RTT prevalence remained stable over 20 years, with a decreased median age at diagnosis, likely due to increased awareness and genetic testing. No clear genotype-phenotype correlation was found. RTT diagnosis remains based on clinical features, particularly neurodevelopmental regression. A multidisciplinary approach was critical, with patients receiving various therapies and support. This study provides valuable insights into RTT in Portugal, contributing to global knowledge.
• Rett syndrome is a rare neurodevelopmental disorder primarily affecting females, characterized by regression of motor and communication skills. • Limited long-term data exist on clinical progression and functional outcomes in pediatric Rett syndrome.
• A decreasing age at diagnosis was observed, likely reflecting increased awareness and access to genetic testing. • In an era of promising clinical trials for potential curative treatments, an individualized, multidisciplinary approach remains the standard of care in most countries, including Portugal.
雷特综合征(RTT)是一种由MECP2基因突变引起的神经发育障碍。

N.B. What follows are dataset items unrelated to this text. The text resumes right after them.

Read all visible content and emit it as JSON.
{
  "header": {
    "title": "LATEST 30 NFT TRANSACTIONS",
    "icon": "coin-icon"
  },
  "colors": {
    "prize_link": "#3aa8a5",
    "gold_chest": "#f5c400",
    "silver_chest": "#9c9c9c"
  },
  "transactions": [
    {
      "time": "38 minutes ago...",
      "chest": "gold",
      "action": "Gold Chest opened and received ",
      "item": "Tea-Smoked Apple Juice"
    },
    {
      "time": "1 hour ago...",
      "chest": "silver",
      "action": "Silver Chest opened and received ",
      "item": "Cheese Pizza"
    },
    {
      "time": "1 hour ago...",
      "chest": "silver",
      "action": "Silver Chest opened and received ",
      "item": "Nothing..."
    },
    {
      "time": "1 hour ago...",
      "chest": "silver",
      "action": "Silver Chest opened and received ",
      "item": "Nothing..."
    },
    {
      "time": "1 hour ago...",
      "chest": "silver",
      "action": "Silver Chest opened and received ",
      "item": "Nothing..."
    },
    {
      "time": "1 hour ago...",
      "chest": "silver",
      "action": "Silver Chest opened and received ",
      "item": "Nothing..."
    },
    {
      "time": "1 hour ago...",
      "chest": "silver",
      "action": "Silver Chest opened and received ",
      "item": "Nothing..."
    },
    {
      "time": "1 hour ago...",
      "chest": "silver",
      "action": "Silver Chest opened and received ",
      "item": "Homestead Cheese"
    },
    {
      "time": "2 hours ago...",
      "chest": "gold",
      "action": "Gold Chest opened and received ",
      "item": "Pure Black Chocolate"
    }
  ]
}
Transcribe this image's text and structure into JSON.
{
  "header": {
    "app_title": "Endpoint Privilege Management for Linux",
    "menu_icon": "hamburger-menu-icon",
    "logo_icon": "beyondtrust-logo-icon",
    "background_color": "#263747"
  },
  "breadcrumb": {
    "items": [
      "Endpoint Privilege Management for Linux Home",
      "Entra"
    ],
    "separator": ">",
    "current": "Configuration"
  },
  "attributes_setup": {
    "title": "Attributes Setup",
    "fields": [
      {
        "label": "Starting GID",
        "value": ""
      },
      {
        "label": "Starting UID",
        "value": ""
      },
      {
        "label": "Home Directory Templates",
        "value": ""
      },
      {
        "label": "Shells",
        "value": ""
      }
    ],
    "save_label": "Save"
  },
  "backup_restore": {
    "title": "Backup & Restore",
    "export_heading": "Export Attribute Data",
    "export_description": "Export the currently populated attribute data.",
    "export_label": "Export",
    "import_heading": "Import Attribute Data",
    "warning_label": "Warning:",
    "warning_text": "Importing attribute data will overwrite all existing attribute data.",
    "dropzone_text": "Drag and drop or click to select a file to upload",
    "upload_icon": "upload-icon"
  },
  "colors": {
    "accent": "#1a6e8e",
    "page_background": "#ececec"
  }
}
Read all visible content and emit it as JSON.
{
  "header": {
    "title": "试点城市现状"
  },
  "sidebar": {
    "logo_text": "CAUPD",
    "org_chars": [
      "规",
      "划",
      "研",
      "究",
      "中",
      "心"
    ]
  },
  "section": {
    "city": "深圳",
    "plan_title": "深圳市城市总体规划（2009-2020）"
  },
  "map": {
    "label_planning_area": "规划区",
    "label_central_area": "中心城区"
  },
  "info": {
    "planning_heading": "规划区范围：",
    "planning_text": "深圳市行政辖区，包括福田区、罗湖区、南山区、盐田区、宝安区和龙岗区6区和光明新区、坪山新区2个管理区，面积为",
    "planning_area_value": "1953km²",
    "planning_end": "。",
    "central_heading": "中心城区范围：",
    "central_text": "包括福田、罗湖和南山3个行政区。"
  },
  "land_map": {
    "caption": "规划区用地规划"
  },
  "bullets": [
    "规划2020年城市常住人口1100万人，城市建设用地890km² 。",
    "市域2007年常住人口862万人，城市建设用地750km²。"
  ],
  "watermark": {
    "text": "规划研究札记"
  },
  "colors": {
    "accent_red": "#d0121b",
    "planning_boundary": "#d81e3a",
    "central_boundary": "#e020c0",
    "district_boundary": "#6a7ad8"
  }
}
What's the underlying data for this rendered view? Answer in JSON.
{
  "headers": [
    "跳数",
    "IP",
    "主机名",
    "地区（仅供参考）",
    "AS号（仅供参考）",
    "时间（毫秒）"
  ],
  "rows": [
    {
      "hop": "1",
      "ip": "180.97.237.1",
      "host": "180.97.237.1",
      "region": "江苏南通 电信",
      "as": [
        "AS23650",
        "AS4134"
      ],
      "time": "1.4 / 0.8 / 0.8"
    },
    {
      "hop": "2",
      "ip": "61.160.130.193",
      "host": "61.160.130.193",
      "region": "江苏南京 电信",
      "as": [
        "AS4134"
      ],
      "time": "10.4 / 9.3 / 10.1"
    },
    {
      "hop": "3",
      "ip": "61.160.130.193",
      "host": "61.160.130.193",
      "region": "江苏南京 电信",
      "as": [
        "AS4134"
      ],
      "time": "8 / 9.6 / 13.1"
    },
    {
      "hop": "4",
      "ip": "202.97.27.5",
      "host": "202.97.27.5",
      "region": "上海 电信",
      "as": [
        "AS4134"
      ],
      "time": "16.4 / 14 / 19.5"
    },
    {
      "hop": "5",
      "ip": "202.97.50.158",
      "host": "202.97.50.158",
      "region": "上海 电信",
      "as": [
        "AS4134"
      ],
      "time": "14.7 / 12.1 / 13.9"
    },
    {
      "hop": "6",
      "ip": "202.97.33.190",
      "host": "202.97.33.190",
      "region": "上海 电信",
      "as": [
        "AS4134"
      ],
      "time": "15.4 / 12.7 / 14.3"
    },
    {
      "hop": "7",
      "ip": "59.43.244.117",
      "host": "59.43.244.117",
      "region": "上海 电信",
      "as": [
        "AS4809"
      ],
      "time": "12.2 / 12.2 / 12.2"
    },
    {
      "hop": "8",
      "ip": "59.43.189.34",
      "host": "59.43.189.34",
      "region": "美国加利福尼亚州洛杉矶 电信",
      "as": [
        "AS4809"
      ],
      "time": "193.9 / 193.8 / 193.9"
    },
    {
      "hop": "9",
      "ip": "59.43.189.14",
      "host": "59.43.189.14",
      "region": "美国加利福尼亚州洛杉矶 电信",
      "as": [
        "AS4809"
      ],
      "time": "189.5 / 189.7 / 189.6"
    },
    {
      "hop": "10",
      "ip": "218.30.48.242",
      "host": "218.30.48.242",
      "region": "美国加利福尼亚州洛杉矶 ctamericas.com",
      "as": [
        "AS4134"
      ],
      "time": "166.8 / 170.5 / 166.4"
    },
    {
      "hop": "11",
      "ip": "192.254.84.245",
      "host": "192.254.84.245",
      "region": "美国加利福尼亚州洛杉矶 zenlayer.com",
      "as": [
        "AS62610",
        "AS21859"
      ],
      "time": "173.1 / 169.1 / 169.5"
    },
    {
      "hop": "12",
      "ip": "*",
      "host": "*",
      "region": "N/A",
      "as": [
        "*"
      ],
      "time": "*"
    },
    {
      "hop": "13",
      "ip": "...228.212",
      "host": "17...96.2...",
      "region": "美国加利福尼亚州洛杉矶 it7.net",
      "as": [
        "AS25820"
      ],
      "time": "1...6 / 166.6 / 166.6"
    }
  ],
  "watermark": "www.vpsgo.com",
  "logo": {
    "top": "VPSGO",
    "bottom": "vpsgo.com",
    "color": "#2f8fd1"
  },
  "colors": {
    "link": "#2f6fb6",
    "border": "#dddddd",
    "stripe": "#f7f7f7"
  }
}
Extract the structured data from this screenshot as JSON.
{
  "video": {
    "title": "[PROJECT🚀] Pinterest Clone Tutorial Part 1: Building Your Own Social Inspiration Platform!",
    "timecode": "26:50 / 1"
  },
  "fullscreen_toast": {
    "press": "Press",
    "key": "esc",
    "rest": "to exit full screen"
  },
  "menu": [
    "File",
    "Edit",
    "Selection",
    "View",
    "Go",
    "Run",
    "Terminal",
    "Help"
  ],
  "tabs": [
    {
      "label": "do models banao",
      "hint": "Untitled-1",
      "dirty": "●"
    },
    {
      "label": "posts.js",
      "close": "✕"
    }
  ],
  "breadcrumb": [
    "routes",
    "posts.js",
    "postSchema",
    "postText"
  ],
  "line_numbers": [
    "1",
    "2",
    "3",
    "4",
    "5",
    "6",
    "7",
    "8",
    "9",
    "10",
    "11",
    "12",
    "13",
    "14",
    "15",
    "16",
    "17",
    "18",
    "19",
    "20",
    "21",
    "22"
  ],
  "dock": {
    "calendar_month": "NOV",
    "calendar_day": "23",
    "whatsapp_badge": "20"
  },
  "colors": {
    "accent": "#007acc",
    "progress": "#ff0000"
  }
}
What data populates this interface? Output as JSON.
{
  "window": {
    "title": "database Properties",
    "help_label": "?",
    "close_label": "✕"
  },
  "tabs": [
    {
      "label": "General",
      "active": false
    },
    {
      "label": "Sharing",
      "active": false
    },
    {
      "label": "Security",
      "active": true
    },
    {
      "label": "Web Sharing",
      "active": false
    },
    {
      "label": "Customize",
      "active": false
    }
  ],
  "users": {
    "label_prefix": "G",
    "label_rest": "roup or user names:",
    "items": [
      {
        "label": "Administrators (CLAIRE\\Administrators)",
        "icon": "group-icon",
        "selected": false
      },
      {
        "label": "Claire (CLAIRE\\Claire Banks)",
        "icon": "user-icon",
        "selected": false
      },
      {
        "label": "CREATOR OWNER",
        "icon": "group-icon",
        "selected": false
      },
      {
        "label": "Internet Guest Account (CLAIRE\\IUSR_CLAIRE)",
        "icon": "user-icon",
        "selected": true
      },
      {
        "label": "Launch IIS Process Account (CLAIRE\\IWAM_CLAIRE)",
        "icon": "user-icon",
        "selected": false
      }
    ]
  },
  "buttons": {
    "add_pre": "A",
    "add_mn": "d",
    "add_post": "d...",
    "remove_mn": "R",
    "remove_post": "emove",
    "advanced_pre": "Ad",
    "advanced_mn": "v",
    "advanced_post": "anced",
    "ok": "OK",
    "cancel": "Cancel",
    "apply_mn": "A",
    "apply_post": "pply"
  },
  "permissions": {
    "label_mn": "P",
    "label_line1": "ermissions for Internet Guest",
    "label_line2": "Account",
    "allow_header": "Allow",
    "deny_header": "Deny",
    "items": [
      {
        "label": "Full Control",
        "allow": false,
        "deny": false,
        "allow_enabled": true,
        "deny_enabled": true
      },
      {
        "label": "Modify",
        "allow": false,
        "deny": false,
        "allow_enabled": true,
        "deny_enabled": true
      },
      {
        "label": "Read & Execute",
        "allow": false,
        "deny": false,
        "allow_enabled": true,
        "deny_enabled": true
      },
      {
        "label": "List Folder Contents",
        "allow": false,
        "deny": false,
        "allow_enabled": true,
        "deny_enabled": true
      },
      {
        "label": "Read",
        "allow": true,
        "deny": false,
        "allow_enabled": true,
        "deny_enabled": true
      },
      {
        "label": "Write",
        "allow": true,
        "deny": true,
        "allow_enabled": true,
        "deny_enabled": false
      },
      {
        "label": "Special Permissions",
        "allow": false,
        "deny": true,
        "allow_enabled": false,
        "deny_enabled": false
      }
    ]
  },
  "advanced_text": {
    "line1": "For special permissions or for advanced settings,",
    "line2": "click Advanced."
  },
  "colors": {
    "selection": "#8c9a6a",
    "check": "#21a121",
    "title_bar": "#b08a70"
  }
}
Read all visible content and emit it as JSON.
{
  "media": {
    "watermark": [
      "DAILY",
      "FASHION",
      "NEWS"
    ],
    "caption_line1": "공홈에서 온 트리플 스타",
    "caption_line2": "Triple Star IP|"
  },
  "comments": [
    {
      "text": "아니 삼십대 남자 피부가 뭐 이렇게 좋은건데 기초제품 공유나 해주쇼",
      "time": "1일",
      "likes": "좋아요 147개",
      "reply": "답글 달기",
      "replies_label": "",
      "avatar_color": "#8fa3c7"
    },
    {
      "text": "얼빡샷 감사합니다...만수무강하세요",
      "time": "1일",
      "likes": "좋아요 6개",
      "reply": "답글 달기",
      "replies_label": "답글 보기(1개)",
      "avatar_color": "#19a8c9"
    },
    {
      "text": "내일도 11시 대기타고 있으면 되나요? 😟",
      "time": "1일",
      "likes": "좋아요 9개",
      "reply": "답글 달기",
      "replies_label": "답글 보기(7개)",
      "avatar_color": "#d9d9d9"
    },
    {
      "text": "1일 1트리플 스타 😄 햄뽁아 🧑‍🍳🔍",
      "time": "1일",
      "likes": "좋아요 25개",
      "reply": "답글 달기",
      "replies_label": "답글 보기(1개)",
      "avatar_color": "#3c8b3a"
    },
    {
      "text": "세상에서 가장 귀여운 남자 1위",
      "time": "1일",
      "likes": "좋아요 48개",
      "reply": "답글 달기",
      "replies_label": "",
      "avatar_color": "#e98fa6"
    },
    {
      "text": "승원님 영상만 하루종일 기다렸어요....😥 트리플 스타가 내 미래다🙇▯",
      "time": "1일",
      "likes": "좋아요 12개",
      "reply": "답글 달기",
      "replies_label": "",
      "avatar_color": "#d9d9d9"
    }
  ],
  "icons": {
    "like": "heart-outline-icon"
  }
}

其特征是早期神经发育明显正常,随后在6至18个月之间出现精神运动发育倒退。目前尚无治愈方法,治疗是多学科的,重点是提高生活质量和功能。本研究旨在对RTT患者进行特征描述,并评估临床模式、干预措施和结局。对2010年至2024年在葡萄牙一家三级儿科医院随访的诊断为RTT且携带致病性MECP2变异的儿童进行了一项回顾性队列研究。查阅了电子病历,并收集了流行病学和临床数据。共随访了12例RTT患者(91.7%为女性)。症状出现的中位年龄为15个月,诊断时的中位年龄为35个月。7例患者(58.3%)患有典型RTT。分子分析鉴定出10种不同的MECP2变异,均为新发突变。癫痫和便秘是最常见的合并症。5例患者(41.7%)依赖轮椅,2例需要无创呼吸支持。几乎所有患者都接受了物理治疗、职业治疗和言语治疗。每位患者慢性药物的中位数量为两种,主要是抗惊厥药。每位患者涉及的医学专科中位数量为两个,神经儿科和神经发育儿科最为常见。
RTT的患病率在20年中保持稳定,诊断时的中位年龄有所下降,这可能是由于认识提高和基因检测增加所致。未发现明确的基因型-表型相关性。RTT的诊断仍然基于临床特征,特别是神经发育倒退。多学科方法至关重要,患者接受了各种治疗和支持。本研究为葡萄牙的RTT提供了有价值的见解,有助于全球知识积累。
• 雷特综合征是一种罕见的神经发育障碍,主要影响女性,其特征是运动和沟通技能倒退。• 关于儿童雷特综合征临床进展和功能结局的长期数据有限。
• 观察到诊断年龄下降,这可能反映了认识提高和基因检测机会增加。• 在有潜在治愈性治疗的临床试验前景广阔的时代,包括葡萄牙在内的大多数国家,个体化的多学科方法仍然是标准治疗。